Monday, Dec. 09, 1946

War Crimes

WAR CRIMES Grazie

There was none of Nuernberg's cold impersonality about the dingy Roman courtroom where two German generals stood trial last week before a British war crimes tribunal. "The blood of my husband claims justice!" screamed a woman as the chief witness for the defense took the stand. "Butchers, murderers!" spat 25 others standing with her, each wearing a silver badge marked "320." That stood for the number of Italian civilians the German Command had ordered killed in the Ardeatine Caves in reprisal for 32 Nazis bombed in Rome in March 1944.

In the venom-charged atmosphere the prisoners themselves seemed the least concerned. Towering, monocled Colonel General Eberhard von Mackensen stared impassively at his judges. Wax-faced Lieut. General Kurt Maeltzer, wartime Roman governor, sat beside him, hunched and bewildered. Between sessions he went to earn cigarets by building a playpen for a British guard's baby.

Mackensen and Maeltzer were merely links in the long German chain of command. Their defense, of course, was that they had only passed on superiors' orders.

As guilty or guiltier in the minds of the spectators were the witnesses: snaggle-toothed Field Marshal Albert Kesselring, able and ruthless wartime commander in Italy; and tough, ugly Lieut. Colonel Herbert Kappler, the SS officer who carried out Kesselring's orders down to the last pistol shot.

Loftily Kesselring defended his part in the business. "Reprisals and the shooting of civilians as a last resort," he said, smiling in the harsh light of the courtroom's naked bulbs, "are nowhere prohibited by international law." (In a general sense, this statement was true, although it did not necessarily apply to the case at bar.)

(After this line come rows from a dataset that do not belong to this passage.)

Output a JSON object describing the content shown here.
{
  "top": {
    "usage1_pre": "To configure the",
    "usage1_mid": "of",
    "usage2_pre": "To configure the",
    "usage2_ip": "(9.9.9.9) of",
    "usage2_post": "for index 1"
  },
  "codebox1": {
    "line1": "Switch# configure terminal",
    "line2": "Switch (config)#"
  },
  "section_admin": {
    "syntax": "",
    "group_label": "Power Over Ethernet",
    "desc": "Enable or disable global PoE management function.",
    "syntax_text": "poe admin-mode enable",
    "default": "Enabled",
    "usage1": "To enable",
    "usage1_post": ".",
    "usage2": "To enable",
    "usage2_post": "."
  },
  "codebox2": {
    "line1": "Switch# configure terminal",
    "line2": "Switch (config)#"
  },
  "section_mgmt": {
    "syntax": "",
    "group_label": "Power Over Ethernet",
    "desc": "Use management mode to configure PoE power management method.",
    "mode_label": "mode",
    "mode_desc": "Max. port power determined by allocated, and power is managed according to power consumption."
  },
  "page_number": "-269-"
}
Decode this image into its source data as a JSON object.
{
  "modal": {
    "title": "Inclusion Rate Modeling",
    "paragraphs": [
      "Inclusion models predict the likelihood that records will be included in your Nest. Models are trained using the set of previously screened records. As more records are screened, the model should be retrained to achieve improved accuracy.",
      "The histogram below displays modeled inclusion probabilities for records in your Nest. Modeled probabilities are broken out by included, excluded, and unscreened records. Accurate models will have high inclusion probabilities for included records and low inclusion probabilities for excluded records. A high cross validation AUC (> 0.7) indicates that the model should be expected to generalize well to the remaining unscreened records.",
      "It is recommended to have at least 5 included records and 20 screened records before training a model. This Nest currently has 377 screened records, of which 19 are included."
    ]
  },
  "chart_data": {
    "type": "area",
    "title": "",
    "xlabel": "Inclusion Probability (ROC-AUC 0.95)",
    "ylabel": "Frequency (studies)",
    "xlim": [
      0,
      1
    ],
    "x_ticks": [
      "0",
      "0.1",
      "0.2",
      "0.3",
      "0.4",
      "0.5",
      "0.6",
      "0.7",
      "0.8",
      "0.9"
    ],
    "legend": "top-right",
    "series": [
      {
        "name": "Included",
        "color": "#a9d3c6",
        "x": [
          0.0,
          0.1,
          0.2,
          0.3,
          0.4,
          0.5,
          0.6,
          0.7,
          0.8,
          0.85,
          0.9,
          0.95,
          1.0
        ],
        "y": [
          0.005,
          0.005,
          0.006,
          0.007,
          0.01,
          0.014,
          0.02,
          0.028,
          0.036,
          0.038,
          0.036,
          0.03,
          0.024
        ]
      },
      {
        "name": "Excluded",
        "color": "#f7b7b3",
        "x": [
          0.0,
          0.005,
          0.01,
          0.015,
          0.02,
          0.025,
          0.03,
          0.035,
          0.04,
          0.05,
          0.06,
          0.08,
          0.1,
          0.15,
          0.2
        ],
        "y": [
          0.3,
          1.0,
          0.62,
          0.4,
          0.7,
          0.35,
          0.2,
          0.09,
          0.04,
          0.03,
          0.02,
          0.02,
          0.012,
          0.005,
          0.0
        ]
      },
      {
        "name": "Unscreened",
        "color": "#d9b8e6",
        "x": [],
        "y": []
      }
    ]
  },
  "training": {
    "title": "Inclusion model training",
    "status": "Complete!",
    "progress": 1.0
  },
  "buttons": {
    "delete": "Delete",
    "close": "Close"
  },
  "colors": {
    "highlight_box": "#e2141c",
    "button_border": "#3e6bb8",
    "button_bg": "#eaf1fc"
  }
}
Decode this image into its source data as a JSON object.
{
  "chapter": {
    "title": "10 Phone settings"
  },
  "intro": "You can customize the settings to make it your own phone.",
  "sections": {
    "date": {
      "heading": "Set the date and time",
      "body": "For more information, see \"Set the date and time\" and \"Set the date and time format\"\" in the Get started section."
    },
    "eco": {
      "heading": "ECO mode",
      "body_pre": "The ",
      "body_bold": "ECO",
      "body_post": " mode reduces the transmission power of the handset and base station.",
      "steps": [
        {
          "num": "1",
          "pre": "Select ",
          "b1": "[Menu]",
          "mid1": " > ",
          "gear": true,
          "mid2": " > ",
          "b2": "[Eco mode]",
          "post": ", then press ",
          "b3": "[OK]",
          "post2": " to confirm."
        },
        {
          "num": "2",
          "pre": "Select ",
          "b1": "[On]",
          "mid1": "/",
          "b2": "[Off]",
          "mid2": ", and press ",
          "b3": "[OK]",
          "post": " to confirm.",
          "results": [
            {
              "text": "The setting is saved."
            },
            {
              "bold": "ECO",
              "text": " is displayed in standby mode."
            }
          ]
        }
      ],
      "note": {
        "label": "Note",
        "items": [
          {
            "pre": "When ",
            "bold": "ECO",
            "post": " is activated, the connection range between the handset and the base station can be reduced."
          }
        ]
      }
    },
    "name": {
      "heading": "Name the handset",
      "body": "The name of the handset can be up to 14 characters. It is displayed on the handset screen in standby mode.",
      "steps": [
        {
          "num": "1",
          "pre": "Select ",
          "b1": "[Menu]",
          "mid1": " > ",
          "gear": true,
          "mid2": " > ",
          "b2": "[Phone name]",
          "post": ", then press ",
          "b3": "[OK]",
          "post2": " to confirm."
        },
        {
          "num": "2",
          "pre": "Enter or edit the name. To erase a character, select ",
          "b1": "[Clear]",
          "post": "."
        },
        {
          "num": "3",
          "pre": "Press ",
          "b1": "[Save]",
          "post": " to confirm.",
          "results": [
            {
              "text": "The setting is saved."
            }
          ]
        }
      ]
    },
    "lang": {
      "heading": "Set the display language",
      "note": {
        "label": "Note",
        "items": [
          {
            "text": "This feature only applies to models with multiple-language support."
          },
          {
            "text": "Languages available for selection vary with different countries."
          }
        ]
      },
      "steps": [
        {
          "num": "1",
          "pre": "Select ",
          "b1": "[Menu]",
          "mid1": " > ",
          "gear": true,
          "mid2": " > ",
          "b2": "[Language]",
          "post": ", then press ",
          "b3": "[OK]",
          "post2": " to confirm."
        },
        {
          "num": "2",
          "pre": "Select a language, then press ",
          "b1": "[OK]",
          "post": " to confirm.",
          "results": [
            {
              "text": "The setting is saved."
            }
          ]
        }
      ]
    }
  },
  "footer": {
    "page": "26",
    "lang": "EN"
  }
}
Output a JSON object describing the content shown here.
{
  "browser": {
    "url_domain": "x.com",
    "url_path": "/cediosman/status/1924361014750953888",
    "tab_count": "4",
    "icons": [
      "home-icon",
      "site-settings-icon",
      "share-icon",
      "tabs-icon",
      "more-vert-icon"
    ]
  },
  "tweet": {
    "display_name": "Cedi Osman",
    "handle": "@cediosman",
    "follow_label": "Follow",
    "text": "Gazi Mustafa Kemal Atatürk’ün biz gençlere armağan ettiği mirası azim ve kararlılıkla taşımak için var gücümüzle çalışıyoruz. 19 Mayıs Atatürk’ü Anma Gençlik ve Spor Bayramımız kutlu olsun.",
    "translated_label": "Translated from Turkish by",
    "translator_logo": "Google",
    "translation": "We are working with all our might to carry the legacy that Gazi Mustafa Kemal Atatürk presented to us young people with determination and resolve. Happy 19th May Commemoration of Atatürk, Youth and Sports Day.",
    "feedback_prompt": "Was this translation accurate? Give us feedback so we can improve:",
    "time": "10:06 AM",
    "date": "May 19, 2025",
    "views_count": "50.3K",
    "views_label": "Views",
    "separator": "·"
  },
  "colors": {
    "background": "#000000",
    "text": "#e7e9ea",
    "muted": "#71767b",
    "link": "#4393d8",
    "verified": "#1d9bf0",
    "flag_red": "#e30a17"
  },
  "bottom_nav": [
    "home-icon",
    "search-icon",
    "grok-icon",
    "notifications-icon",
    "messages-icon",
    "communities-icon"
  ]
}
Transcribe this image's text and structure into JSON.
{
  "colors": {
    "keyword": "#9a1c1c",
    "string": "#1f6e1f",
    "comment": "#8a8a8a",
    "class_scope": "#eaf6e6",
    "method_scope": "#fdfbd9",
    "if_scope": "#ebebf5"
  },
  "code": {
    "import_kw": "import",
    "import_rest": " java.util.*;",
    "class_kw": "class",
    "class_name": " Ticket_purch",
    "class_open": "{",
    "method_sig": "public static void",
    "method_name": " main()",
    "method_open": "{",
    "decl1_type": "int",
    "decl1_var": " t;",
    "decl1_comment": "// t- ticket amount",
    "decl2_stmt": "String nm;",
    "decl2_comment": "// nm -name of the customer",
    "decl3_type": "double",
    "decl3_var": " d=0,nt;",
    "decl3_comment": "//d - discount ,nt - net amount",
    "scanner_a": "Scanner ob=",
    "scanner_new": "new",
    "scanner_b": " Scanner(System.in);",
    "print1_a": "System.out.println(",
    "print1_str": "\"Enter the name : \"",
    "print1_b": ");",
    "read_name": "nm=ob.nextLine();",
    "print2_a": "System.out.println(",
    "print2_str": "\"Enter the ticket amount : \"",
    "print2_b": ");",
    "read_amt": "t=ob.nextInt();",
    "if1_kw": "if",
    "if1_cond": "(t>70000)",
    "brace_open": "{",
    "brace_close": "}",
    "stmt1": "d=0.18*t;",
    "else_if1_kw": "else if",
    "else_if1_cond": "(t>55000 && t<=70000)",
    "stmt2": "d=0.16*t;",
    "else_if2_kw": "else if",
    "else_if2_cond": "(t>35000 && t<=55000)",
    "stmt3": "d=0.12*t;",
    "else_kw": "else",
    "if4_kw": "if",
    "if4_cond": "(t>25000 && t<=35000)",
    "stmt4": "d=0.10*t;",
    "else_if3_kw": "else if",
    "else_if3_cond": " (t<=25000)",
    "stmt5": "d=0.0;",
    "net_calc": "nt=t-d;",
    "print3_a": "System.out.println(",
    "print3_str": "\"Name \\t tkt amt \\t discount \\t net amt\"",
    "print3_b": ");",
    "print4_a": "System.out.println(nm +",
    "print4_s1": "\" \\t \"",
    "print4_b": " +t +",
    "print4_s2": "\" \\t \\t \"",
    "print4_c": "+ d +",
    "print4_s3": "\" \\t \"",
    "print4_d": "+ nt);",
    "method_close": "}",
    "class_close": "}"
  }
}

The prosecution reminded the court that it was not the principle of reprisal, but its abuse, that was on trial. "Three hundred and thirty-five persons, including 14-year-old boys, old men with their hands tied behind their backs, with no time to make peace with their Maker, with no time to say goodbye, led out five at a time to kneel while the life was shot out of them. That," said British King's Counsel C. L. Sterling, "is a picture that might well call for retribution."

Coolly fingering the long, deep dueling scar on the left side of his face, Kappler told the court how, after long consultations with Mackensen and Maeltzer, he had combed the streets of Rome looking for hostages. There were not enough condemned men in the Regina Coeli prison, so he had had to fill out the list with 57 Jews. Asked why he had shot 15 more than ordered, he explained: "Somebody must have sent them as extras, I guess."

Whatever it may have thought of the guilt of Kesselring or Kappler (soon to be tried themselves), the court sentenced Mackensen and Maeltzer to death by firing squad. For once the courtroom was almost quiet, but from the back, where the widows were gathered, gratefully came one word: "Grazie."